AMD shares were hit hard, down over 6%, after news from Tuesday evening that AMD is issuing just over $1 billion in new securities. The offering was listed as being $600 million in common stock and $450 million in convertible senior notes. On top of that, AMD granted the underwriters a 30-day overallotment option to purchase up to $90 million in shares and up to $67.5 million of the convertible senior notes. That makes the real potential offering $1.2 billion if the overallotment is taken.
So, how can this be good news? There is not just one answer here, but all of this points to a less burdened AMD in the near-term and in the long-term. It also has to be assumed that AMD shareholders were not looking for a dividend any time soon.
AMD’s cash balance at the end of June was roughly $957 million. AMD had another $671 million in accounts receivable and $743 million in inventory. Its current liabilities came to $1.58 billion, and its total long-term debt was $2.01 billion. AMD’s total assets of $3.316 billion, which includes plants and equipment and goodwill and intangibles, was less than its $3.73 billion in total liabilities.
It is important to understand that all of this ties in with AMD’s recent news that it entered into a new Wafer Supply Agreement with GlobalFoundries. This created a change to the terms and created potential dilution from warrants.
Now look at what AMD plans to do with its cash from the securities offering. AMD said that it will use the proceeds from both offerings to repay up to $226 million in borrowings, as well as to purchase up to $1.02 billion worth of senior notes.
AMD also has the option, after the tender offer, to call any and all of the untendered 7.75% Senior Notes due 2020 with any remaining net proceeds. As for any unused capital from the offering, AMD said that can be used for capital expenditures, working capital and other general corporate purposes.
Moody’s Investors Service has just affirmed AMD’s ‘Caa1’ corporate family rating and has affirmed its ‘Caa2’ rating on the senior unsecured notes. Not only that, Moody’s revised the rating outlook to Positive from Negative.

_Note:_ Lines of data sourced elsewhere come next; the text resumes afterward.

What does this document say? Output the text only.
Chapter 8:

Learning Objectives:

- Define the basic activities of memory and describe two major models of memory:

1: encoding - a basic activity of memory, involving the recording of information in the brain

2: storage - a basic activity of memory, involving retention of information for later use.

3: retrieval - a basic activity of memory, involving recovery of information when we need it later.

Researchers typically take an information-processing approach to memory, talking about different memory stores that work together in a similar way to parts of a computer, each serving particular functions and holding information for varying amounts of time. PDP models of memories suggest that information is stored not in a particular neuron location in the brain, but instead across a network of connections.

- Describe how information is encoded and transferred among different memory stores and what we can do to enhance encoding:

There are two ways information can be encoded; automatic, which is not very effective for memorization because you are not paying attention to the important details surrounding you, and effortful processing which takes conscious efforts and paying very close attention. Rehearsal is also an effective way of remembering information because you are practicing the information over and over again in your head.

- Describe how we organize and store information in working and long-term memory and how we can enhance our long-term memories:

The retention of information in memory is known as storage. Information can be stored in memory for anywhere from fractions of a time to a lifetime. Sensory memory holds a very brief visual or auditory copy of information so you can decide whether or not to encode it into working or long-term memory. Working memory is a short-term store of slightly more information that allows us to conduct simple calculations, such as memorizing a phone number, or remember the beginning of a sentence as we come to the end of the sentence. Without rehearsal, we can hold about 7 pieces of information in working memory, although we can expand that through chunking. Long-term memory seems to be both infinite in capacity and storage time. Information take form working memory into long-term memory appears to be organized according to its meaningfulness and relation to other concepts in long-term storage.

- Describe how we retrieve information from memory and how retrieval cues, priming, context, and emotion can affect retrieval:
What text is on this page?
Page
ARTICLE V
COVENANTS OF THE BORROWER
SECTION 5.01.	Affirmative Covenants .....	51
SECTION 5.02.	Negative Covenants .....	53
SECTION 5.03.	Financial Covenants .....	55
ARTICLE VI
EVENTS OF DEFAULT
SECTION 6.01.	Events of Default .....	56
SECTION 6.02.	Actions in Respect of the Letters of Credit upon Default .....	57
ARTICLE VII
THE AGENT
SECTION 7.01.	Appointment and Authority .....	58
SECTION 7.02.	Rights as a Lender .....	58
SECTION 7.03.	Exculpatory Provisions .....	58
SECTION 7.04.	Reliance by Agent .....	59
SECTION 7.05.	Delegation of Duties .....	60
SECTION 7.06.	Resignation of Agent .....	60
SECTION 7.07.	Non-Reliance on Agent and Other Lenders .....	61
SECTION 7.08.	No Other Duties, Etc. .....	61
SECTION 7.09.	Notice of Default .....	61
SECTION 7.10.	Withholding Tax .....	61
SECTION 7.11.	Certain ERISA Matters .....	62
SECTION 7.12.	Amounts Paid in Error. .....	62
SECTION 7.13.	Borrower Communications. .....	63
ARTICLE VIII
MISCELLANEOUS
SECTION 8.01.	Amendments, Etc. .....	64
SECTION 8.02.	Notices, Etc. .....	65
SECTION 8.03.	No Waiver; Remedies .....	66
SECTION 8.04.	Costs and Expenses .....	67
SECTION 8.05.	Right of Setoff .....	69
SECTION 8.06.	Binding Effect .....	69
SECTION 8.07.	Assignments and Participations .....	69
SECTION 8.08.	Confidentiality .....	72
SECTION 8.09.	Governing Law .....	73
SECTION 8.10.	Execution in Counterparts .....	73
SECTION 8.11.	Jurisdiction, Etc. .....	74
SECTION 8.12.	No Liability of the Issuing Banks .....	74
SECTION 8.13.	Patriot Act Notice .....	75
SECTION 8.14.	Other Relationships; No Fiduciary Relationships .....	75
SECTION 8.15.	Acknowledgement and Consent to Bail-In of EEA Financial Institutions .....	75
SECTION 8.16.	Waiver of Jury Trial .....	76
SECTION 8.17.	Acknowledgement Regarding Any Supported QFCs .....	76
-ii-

This move will potentially decrease the net debt, and even if it is just extended out it is still moved out to where close to half of its longer-term debt does not come due for ten years. And with it being convertible, that debt could ultimately be converted into common shares and drop off the bad side of AMD’s balance sheet entirely.
Now consider that AMD’s stock has been on a giant run in 2016. That is understatement, and a massive one at that. AMD shares are still up over 155% so far in 2016 alone, and they are up 300% over the last year! No other major chip company can claim that at this time.